The 2010 Winter Olympics wrapped up yesterday in Vancouver, BC, after a fortnight of athletics, celebration, and shallow attempts at putting aside international politics for some greater good. (Or at least that’s how I’d imagine the residents of “Korea” and “Chinese Taipei” would put it.)
Actually any bitterness I show here is misguided, since I love the Olympics. I’m actually sort of glad that the games are over, so now I can get back to doing things other than watching television every night.
My top five Olympic moments:
(5) Apolo Ohno. A great skater, both physically and mentally. He got a couple favors from other skaters in Vancouver, most notably South Korean skaters, but those happenings are part of the insane sport of short-track speed skating. Congrats to Ohno for becoming the most decorated American winter Olympian.
(4) I don’t pay much attention to figure skating, but I did watch the performance of Yu Na Kim of South Korea. And even I, with no clue as to the difference between a toe-loop and a salchow, knew that her performance in the free skate was something special. She virtuallyas lapped the field with her performance, crushing the record for highest score ever in the event.
(3) As I get more into endurance athletics, I really appreciate what pain cross-country skiers go through. I’ve never cross-country skied myself, but watching the athletes push themselves as hard as they can is really inspiring. Add the insane sport of ski jumping to that mix and you realize what a combination of skills it must take to excel in both. Congratulations to American Johnny Spillane for earning three silver medals in Vancouver; his first was the first American medal in the sport of Nordic combined (contested in the Olympics since 1924). The 10 km sprint was a fun race to watch, and being able to watch Spillane’s joy and pain was exhilarating for me.
(2) Curling. I loves me some curling. The United States had a terrible showing in this year’s Games, but the enthusiasm of everyone watching (both live and on television, as reported in the media) proved that curling continues to be that dorky thing that everyone loves. Kind of like the Canadian people, now that I think about it.

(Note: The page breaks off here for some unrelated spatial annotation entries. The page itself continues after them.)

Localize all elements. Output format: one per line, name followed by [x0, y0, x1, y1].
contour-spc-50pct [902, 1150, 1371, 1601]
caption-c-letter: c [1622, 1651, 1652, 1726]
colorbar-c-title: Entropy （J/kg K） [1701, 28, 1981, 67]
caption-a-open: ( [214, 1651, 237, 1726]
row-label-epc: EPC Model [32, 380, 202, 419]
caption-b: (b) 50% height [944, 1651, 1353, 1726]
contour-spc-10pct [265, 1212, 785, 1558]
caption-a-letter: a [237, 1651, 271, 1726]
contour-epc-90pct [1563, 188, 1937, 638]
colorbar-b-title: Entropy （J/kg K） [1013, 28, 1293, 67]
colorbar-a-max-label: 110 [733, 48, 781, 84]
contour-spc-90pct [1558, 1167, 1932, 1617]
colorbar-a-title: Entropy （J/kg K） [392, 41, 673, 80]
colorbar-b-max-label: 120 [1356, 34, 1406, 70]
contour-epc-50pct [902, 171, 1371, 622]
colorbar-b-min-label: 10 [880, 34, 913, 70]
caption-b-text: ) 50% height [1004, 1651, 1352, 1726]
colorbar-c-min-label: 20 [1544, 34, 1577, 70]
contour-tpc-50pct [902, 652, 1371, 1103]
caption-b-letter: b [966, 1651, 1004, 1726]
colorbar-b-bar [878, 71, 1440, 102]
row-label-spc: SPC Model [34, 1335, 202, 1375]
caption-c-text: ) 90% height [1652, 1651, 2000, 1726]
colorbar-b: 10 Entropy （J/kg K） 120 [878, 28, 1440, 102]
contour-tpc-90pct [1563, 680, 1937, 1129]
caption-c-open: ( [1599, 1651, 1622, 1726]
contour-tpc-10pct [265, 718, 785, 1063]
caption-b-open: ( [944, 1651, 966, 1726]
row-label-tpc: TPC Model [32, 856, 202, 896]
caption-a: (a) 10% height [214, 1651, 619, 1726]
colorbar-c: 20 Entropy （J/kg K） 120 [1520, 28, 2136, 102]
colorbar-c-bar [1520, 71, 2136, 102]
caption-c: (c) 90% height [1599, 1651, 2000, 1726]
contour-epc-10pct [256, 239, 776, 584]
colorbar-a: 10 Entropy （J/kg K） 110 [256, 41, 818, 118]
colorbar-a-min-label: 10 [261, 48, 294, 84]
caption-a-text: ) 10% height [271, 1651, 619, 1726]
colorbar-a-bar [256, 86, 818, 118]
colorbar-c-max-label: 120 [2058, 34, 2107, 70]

(1) Hockey. My first love in sport, it was great to watch a well-fought hockey tournament. Receiving their silver medals, the US team had their heads down, but they had no reason to. They played very well, beating gold-medalists Canada in group play in what many people said was the best hockey game they’ve ever seen. (Regrettably, I missed that US win.) Congratulations to Ryan Miller, Team USA (and Buffalo Sabres) goaltender, for earning the title of tournament MVP. Hockey fans throughout the world won by getting to watch the world’s best players fight it out for national pride.
Thanks to team USA for making us proud, and to the IOC and Vancouver organizing committee for putting on a great Games. I’m looking forward to seeing what treats we can expect in Sochi.